Mogelijke symptomen van HCM zijn onder meer:
- Kortademigheid tijdens inspanning, liggend (orthopneu), of plotseling tijdens de slaap (paroxysmale nachtelijke dyspneu)
-
Angina (pijn op de borst)
- Hartkloppingen
- Duizeligheid
- Vermoeidheid
- Oedeem (zwelling) van de enkels
- Flauwvallen (syncope)
complicaties
Bij HCM worden de spierwanden van de ventrikels (de onderste kamers van het hart) abnormaal dik – een aandoening die hypertrofie wordt genoemd. Dit zorgt ervoor dat de hartspier abnormaal functioneert. Indien ernstig, kan de hypertrofie leiden tot hartfalen en hartritmestoornissen.
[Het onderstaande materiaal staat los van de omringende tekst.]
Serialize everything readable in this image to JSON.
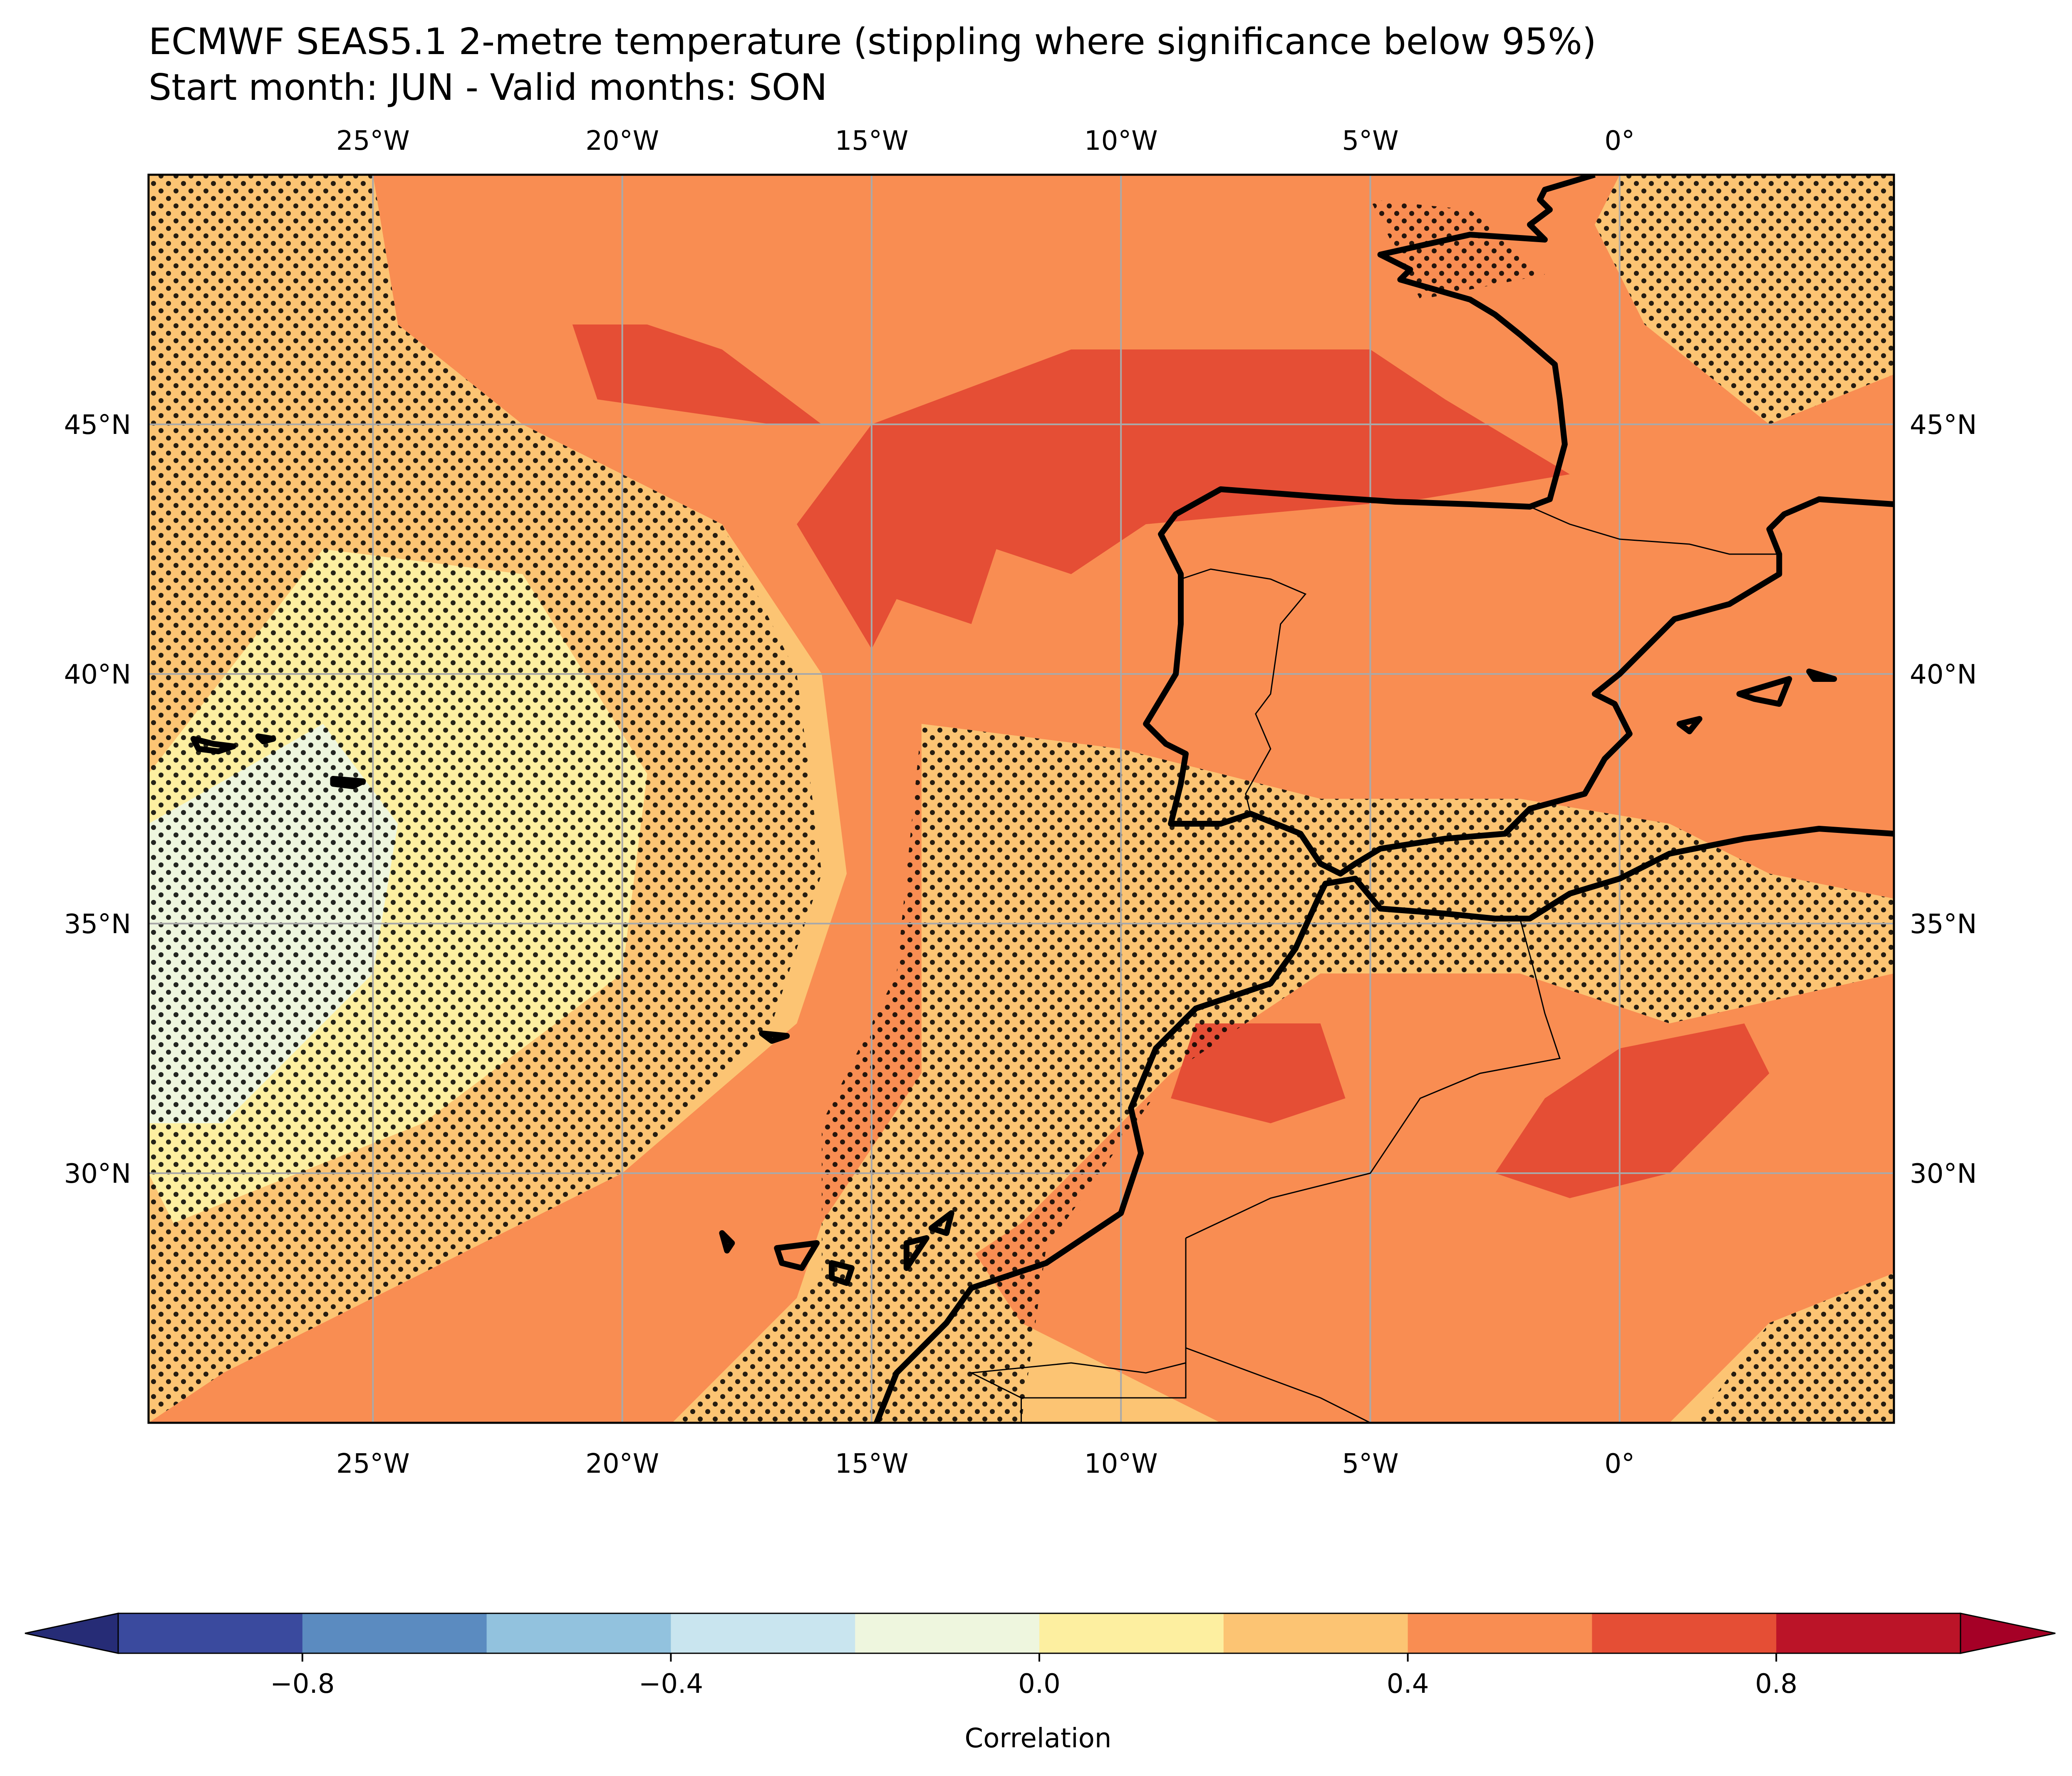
{
  "title_line1": "ECMWF SEAS5.1 2-metre temperature (stippling where significance below 95%)",
  "title_line2": "Start month: JUN - Valid months: SON",
  "map": {
    "lon_range": [
      -29.5,
      5.5
    ],
    "lat_range": [
      25.0,
      50.0
    ],
    "gridlines": true,
    "lon_ticks": [
      {
        "value": -25,
        "label": "25°W"
      },
      {
        "value": -20,
        "label": "20°W"
      },
      {
        "value": -15,
        "label": "15°W"
      },
      {
        "value": -10,
        "label": "10°W"
      },
      {
        "value": -5,
        "label": "5°W"
      },
      {
        "value": 0,
        "label": "0°"
      }
    ],
    "lat_ticks": [
      {
        "value": 45,
        "label": "45°N"
      },
      {
        "value": 40,
        "label": "40°N"
      },
      {
        "value": 35,
        "label": "35°N"
      },
      {
        "value": 30,
        "label": "30°N"
      }
    ]
  },
  "colorbar": {
    "label": "Correlation",
    "extend": "both",
    "bounds": [
      -1.0,
      -0.8,
      -0.6,
      -0.4,
      -0.2,
      0.0,
      0.2,
      0.4,
      0.6,
      0.8,
      1.0
    ],
    "colors": [
      "#3a4a9e",
      "#5b8bc0",
      "#92c2de",
      "#c9e5ef",
      "#eef6de",
      "#fdefa0",
      "#fcc473",
      "#f98d52",
      "#e54e35",
      "#bb1428"
    ],
    "extend_min_color": "#262c76",
    "extend_max_color": "#a50026",
    "ticks": [
      {
        "value": -0.8,
        "label": "−0.8"
      },
      {
        "value": -0.4,
        "label": "−0.4"
      },
      {
        "value": 0.0,
        "label": "0.0"
      },
      {
        "value": 0.4,
        "label": "0.4"
      },
      {
        "value": 0.8,
        "label": "0.8"
      }
    ]
  },
  "chart_data": {
    "type": "heatmap",
    "variable": "2-metre temperature",
    "fields": [
      {
        "class_range": [
          0.4,
          0.6
        ],
        "role": "background"
      },
      {
        "class_range": [
          0.2,
          0.4
        ],
        "region": "western ocean",
        "polygon": [
          [
            -29.5,
            50
          ],
          [
            -25,
            50
          ],
          [
            -24.5,
            47
          ],
          [
            -22,
            45
          ],
          [
            -18,
            43
          ],
          [
            -16,
            40
          ],
          [
            -15.5,
            36
          ],
          [
            -16.5,
            33
          ],
          [
            -20,
            30
          ],
          [
            -24,
            28
          ],
          [
            -28,
            26
          ],
          [
            -29.5,
            25
          ]
        ]
      },
      {
        "class_range": [
          0.0,
          0.2
        ],
        "region": "Azores area",
        "polygon": [
          [
            -29.5,
            38
          ],
          [
            -26,
            42.5
          ],
          [
            -22,
            42
          ],
          [
            -19.5,
            38
          ],
          [
            -20,
            34
          ],
          [
            -24,
            31
          ],
          [
            -29,
            29
          ],
          [
            -29.5,
            30
          ]
        ]
      },
      {
        "class_range": [
          -0.2,
          0.0
        ],
        "region": "near Azores",
        "polygon": [
          [
            -29.5,
            37
          ],
          [
            -26,
            39
          ],
          [
            -24.5,
            37
          ],
          [
            -25,
            34
          ],
          [
            -28,
            31
          ],
          [
            -29.5,
            31
          ]
        ]
      },
      {
        "class_range": [
          0.2,
          0.4
        ],
        "region": "northeast",
        "polygon": [
          [
            0,
            50
          ],
          [
            5.5,
            50
          ],
          [
            5.5,
            46
          ],
          [
            3,
            45
          ],
          [
            0.5,
            47
          ],
          [
            -0.5,
            49
          ]
        ]
      },
      {
        "class_range": [
          0.2,
          0.4
        ],
        "region": "north Africa coast",
        "polygon": [
          [
            -14,
            39
          ],
          [
            -10,
            38.5
          ],
          [
            -6,
            37.5
          ],
          [
            -2,
            37.5
          ],
          [
            1,
            37
          ],
          [
            3,
            36
          ],
          [
            5.5,
            35.5
          ],
          [
            5.5,
            34
          ],
          [
            1,
            33
          ],
          [
            -2,
            34
          ],
          [
            -6,
            34
          ],
          [
            -9,
            32
          ],
          [
            -12,
            29
          ],
          [
            -15,
            27
          ],
          [
            -17,
            26
          ],
          [
            -16,
            29
          ],
          [
            -14,
            32
          ]
        ]
      },
      {
        "class_range": [
          0.2,
          0.4
        ],
        "region": "south",
        "polygon": [
          [
            -19,
            25
          ],
          [
            -16,
            28
          ],
          [
            -14,
            30
          ],
          [
            -12,
            27
          ],
          [
            -8,
            25
          ]
        ]
      },
      {
        "class_range": [
          0.2,
          0.4
        ],
        "region": "southeast",
        "polygon": [
          [
            1,
            25
          ],
          [
            3,
            27
          ],
          [
            5.5,
            28
          ],
          [
            5.5,
            25
          ]
        ]
      },
      {
        "class_range": [
          0.6,
          0.8
        ],
        "region": "Bay of Biscay",
        "polygon": [
          [
            -16.5,
            43
          ],
          [
            -15,
            45
          ],
          [
            -11,
            46.5
          ],
          [
            -5,
            46.5
          ],
          [
            -3.5,
            45.5
          ],
          [
            -1,
            44
          ],
          [
            -4,
            43.5
          ],
          [
            -9.5,
            43
          ],
          [
            -11,
            42
          ],
          [
            -12.5,
            42.5
          ],
          [
            -13,
            41
          ],
          [
            -14.5,
            41.5
          ],
          [
            -15,
            40.5
          ]
        ]
      },
      {
        "class_range": [
          0.6,
          0.8
        ],
        "region": "north Atlantic",
        "polygon": [
          [
            -21,
            47
          ],
          [
            -20.5,
            45.5
          ],
          [
            -17,
            45
          ],
          [
            -16,
            45
          ],
          [
            -18,
            46.5
          ],
          [
            -19.5,
            47
          ]
        ]
      },
      {
        "class_range": [
          0.6,
          0.8
        ],
        "region": "Morocco",
        "polygon": [
          [
            -8.5,
            33
          ],
          [
            -6,
            33
          ],
          [
            -5.5,
            31.5
          ],
          [
            -7,
            31
          ],
          [
            -9,
            31.5
          ]
        ]
      },
      {
        "class_range": [
          0.6,
          0.8
        ],
        "region": "Algeria",
        "polygon": [
          [
            -1.5,
            31.5
          ],
          [
            0,
            32.5
          ],
          [
            2.5,
            33
          ],
          [
            3,
            32
          ],
          [
            1,
            30
          ],
          [
            -1,
            29.5
          ],
          [
            -2.5,
            30
          ]
        ]
      }
    ],
    "stippling": "where significance below 95%"
  }
}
Als hypertrofie extreem wordt, kan het de ventrikels vervormen, wat de functie van de mitralisklep kan verstoren en een obstructie onder de aortaklep kan veroorzaken, waardoor de bloedstroom door het hart wordt verstoord. Hypertrofische cardiomyopathie is gekoppeld aan een aantal hartgezondheidsproblemen, waarvan de meeste kunnen leiden tot hartfalen.
Diastolische dysfunctie
Diastolische disfunctie verwijst naar een abnormale stijfheid van de ventriculaire spier, waardoor het moeilijker wordt voor de ventrikels om zich tussen elke slag met bloed te vullen. Bij HCM veroorzaakt de hypertrofie zelf op zijn minst enige diastolische disfunctie. Indien ernstig, kan diastolische disfunctie leiden tot hartfalen, vermoeidheid en ernstige kortademigheid. Zelfs een relatief milde diastolische disfunctie maakt het voor patiënten met HCM moeilijker om hartritmestoornissen te verdragen, vooral atriumfibrilleren.
Linkerventrikeluitstroomobstructie (LVOT)
Bij LVOT creëert verdikking van de hartspier net onder de aortaklep een gedeeltelijke obstructie die bekend staat als subvalvulaire stenose en die het vermogen van de linker hartkamer om bloed uit te stoten bij elke hartslag verstoort. Deze toestand wordt aangeduid als:
Mitralisinsufficiëntie
Bij mitralisinsufficiëntie sluit de mitralisklep niet normaal wanneer de linker hartkamer klopt, waardoor het bloed terugstroomt (“regurgitatie”) in het linker atrium. Bij HCM gebeurt dit door een vervorming in de manier waarop het ventrikel samentrekt.
Ischemie van de hartspier
Bij ischemie (zuurstoftekort) die optreedt als gevolg van hypertrofische cardiomyopathie, wordt het hart zo dik dat sommige delen van de spier niet genoeg bloed krijgen, zelfs als de kransslagaders zelf volkomen normaal zijn. Wanneer dit gebeurt, kan angina ontstaan (vooral bij inspanning) en is zelfs een hartinfarct (afsterven van de hartspier) mogelijk.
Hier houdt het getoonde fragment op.